Leon Schiller


Schiller, Leon

 

(real surname, de Schildenfeld). Born Mar. 14, 1887, in Krakow; died Mar. 25,1954, in Warsaw. Polish theatrical figure, director, and pedagogue. Member of the Polish United Workers’ Party from 1948.

Schiller worked in a number of theaters in Warsaw: he was a director at the Teatr Polski from 1917 to 1920 and at the Reduta Theater from 1922 to 1924; together with W. Horzyca and A. Zelwerowicz he ran the W. Boguslawski Theater from 1924 to 1926. During the 1930’s, Schiller headed theaters in Poznań, Łodź, and Lwów (L’vov). His productions, which included Mickiewicz’s Dziady, Slowacki’s Kordian, Krasiński’s The Undivine Comedy, and Brecht’s Threepenny Opera, were marked by revolutionary romanticism and conveyed a protest against the social injustice of the bourgeois world.

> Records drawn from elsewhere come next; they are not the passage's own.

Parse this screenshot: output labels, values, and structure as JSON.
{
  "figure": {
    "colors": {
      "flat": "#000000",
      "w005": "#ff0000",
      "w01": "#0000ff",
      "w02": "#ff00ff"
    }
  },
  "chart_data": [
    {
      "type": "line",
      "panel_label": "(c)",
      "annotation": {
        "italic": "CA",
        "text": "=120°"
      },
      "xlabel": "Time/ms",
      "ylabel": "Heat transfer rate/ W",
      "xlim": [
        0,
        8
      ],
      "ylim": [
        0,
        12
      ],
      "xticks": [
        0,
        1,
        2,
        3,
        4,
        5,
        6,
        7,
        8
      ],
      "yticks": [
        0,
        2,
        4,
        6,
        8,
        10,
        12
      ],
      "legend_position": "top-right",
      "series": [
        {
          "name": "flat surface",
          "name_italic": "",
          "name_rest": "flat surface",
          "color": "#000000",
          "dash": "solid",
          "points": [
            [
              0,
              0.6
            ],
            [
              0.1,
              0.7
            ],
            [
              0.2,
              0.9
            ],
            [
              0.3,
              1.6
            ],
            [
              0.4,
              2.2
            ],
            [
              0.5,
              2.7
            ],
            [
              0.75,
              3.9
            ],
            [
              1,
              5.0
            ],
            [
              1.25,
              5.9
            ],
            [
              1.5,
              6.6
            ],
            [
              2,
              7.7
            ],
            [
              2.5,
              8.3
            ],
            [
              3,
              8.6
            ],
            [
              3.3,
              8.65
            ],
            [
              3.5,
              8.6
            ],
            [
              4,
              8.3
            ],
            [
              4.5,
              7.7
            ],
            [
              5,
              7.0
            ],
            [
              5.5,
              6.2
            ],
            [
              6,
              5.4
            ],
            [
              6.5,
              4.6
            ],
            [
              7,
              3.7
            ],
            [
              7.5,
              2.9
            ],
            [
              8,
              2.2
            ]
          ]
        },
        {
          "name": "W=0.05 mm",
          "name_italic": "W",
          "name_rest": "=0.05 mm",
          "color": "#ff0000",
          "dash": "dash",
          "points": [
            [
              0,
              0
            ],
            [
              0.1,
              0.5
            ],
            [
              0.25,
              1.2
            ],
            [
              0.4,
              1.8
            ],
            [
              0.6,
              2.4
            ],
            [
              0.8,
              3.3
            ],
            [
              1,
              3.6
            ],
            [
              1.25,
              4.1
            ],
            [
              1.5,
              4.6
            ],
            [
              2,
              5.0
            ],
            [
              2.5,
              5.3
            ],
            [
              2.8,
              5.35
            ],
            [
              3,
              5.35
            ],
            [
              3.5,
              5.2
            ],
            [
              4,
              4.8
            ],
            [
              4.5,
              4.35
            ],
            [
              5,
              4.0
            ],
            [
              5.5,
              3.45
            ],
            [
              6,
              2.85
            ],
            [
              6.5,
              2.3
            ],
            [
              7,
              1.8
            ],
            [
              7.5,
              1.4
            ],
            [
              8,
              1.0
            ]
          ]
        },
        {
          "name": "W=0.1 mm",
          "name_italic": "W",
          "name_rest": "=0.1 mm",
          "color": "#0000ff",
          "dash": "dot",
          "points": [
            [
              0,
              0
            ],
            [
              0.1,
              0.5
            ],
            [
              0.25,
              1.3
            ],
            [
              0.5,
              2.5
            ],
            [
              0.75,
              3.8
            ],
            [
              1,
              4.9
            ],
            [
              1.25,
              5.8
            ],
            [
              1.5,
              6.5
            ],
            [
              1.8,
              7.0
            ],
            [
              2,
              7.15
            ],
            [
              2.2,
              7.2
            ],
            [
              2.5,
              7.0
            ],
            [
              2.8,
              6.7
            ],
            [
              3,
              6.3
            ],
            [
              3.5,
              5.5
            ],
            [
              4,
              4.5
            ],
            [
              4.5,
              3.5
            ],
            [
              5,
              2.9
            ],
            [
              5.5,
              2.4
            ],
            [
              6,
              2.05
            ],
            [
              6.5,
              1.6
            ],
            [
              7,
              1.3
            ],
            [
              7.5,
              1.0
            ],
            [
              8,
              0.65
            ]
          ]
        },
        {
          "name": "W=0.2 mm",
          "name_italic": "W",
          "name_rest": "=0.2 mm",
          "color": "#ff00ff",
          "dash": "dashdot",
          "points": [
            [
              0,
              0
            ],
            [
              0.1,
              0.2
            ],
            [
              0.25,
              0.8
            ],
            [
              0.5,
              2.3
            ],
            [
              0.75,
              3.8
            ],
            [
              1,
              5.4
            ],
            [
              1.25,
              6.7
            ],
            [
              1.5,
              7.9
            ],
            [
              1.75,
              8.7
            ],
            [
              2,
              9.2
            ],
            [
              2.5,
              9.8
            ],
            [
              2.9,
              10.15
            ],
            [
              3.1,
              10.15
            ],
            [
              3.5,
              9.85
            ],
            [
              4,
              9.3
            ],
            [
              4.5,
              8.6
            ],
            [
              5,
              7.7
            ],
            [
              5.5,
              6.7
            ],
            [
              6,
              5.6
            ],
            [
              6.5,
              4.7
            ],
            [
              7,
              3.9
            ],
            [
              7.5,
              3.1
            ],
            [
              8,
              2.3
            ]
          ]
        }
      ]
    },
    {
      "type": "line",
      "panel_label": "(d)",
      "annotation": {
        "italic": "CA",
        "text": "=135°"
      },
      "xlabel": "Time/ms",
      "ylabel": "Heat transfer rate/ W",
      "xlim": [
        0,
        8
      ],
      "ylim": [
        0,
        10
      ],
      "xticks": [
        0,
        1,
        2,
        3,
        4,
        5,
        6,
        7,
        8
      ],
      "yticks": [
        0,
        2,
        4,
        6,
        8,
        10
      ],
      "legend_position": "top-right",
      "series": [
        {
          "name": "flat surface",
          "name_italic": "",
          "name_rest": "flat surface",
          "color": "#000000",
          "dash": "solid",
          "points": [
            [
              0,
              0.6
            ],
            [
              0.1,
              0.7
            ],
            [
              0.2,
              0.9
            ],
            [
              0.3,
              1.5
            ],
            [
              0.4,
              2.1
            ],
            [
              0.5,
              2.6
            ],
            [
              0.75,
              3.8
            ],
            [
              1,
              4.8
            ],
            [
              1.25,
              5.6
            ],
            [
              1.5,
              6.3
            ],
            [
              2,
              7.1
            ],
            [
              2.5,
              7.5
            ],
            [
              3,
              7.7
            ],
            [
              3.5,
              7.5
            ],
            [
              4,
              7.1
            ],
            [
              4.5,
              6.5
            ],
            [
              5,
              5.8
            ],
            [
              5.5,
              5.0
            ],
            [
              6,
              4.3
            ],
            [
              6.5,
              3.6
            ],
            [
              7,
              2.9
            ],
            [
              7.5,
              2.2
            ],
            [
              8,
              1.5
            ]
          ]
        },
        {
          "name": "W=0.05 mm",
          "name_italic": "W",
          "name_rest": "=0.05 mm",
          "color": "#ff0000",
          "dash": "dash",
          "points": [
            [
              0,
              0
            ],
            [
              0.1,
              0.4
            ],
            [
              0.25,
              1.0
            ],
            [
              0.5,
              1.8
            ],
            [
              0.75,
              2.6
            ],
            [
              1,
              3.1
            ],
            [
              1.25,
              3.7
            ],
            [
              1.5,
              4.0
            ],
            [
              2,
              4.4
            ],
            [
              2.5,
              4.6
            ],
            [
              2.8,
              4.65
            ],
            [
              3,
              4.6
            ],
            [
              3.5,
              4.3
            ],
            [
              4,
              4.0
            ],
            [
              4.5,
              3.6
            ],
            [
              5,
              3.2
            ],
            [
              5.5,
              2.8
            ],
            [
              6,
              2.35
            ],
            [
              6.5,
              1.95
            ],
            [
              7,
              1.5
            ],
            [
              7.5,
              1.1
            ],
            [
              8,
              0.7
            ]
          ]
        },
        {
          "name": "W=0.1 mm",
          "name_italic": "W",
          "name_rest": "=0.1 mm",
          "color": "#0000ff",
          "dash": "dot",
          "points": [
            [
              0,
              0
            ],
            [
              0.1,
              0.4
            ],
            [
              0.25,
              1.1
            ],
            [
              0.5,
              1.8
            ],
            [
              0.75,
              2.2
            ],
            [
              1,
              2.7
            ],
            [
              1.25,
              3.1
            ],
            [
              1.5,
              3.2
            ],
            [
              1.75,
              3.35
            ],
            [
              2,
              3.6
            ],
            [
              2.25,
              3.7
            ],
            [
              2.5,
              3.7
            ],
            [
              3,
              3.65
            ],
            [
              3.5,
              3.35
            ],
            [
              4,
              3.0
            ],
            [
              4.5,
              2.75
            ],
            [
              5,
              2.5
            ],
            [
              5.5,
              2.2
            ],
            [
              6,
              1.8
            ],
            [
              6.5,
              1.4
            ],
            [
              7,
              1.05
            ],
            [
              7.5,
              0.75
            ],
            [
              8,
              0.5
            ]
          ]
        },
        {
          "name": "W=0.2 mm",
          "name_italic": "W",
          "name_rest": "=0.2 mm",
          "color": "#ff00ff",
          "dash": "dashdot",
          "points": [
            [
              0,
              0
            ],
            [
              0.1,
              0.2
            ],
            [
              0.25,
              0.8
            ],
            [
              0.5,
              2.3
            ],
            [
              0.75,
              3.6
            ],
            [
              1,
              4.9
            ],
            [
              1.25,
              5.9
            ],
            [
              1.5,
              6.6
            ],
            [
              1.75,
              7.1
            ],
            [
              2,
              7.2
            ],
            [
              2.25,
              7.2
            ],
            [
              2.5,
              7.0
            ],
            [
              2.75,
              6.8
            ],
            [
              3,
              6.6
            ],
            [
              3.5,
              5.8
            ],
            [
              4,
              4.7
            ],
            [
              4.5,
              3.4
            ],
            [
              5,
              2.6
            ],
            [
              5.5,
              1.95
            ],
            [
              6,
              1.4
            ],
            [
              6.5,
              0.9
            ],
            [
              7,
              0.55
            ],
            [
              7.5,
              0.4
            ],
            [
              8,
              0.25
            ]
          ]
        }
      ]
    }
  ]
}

Schiller was in charge of the Teatr Wojska Polskiego in Łódź from 1946 to 1949 and of the Teatr Polski in 1949 and 1950. He played a decisive role in the development of 20th-century Polish theater and molded the aesthetic principles upon which the Polish monumental style of theater is based. Relying heavily on the traditions of Polish romanticism, he endowed his productions with strong social overtones. Schiller undertook pedagogical work in 1933. He founded the quarterly Pamietnik teatralny in 1952.

Schiller was a deputy to the Sejm from 1947 to 1952. He served as president of the Association of Polish Theater and Film Artists from 1950 to 1954. Schiller was awarded the State Prize of the Polish People’s Republic in 1948.

WORKS

Teatr Ogromny. Warsaw, 1961.

REFERENCES

Csató, E. Leon Schiller. Warsaw, 1968.
Timoszewicz, J. “Dziady” w inscenizacji Leona Schillera. Warsaw, 1970.